To the curious onlooker, this strange mix of classical sculpture and a mass of clothing may become the object of ridicule, perceived as a prank or, as its name suggests, trash.

Venus of the Rags, however, is an iconic work of art, probably the most recognized work of art of Arte Povera. Influenced by Giorgio Di Chirico, Lucio Fontana, Piero Manzoni, and Alberto Burri, Arte Povera was an avant garde movement in contemporary art that emerged in the late 1960s in Italy. Literally meaning ‘poor art’, artists of Arte Povera engaged with unorthodox, commonplace, natural, humble, or throwaway materials such as rags, soil, paper, rope, clothing, and the like. At its inception and its height, the artists of Arte Povera didn’t care for the art market.

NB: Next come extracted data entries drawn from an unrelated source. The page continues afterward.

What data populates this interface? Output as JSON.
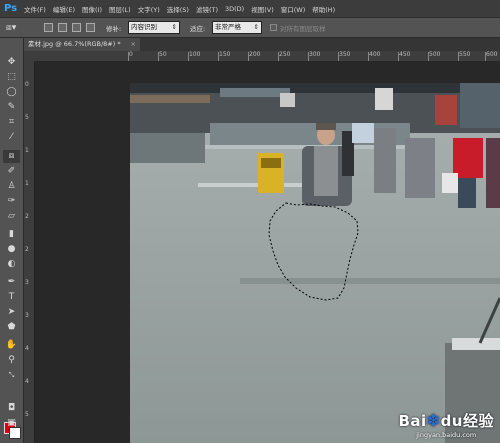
{
  "app": {
    "logo": "Ps"
  },
  "menu": [
    "文件(F)",
    "编辑(E)",
    "图像(I)",
    "图层(L)",
    "文字(Y)",
    "选择(S)",
    "滤镜(T)",
    "3D(D)",
    "视图(V)",
    "窗口(W)",
    "帮助(H)"
  ],
  "options": {
    "patch_label": "修补:",
    "patch_value": "内容识别",
    "adapt_label": "适应:",
    "adapt_value": "非常严格",
    "sample_all_label": "对所有图层取样"
  },
  "document": {
    "tab_title": "素材.jpg @ 66.7%(RGB/8#) *",
    "close_symbol": "×"
  },
  "ruler": {
    "top": [
      "0",
      "50",
      "100",
      "150",
      "200",
      "250",
      "300",
      "350",
      "400",
      "450",
      "500",
      "550",
      "600"
    ],
    "left": [
      "0",
      "5",
      "1",
      "1",
      "2",
      "2",
      "3",
      "3",
      "4",
      "4",
      "5"
    ]
  },
  "colors": {
    "foreground": "#e0000b",
    "background": "#ffffff",
    "accent": "#31a8ff"
  },
  "watermark": {
    "logo_a": "Bai",
    "logo_b": "du",
    "logo_c": "经验",
    "url": "jingyan.baidu.com"
  },
  "tools": [
    "move-tool",
    "marquee-tool",
    "lasso-tool",
    "quick-selection-tool",
    "crop-tool",
    "eyedropper-tool",
    "patch-tool",
    "brush-tool",
    "clone-stamp-tool",
    "history-brush-tool",
    "eraser-tool",
    "gradient-tool",
    "blur-tool",
    "dodge-tool",
    "pen-tool",
    "type-tool",
    "path-selection-tool",
    "shape-tool",
    "hand-tool",
    "zoom-tool"
  ]
}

Because of its interest in materiality and physicality and borrowed forms and materials from everyday life, Arte Povera is also most often associated with the artistic discipline called assemblage. This has been perceived in part as a reaction against the dominance of modern abstract art in the first half of the 20th century. Arte Povera’s assemblages were in direct opposition to established techniques and materials like paint on canvas and cast bronze and to notions of value and propriety in art, represented by unique, durable, and expensive objects displayed in galleries.

And in contrast to the enthusiasm for rationalism, technology, and mechanization in Pop and Minimalism, Arte Povera evoked the past, the organic, menial work and craft, or myth to deal with various themes that include nationality, immigration, changing environment, rising urbanization, and the loss of everything natural.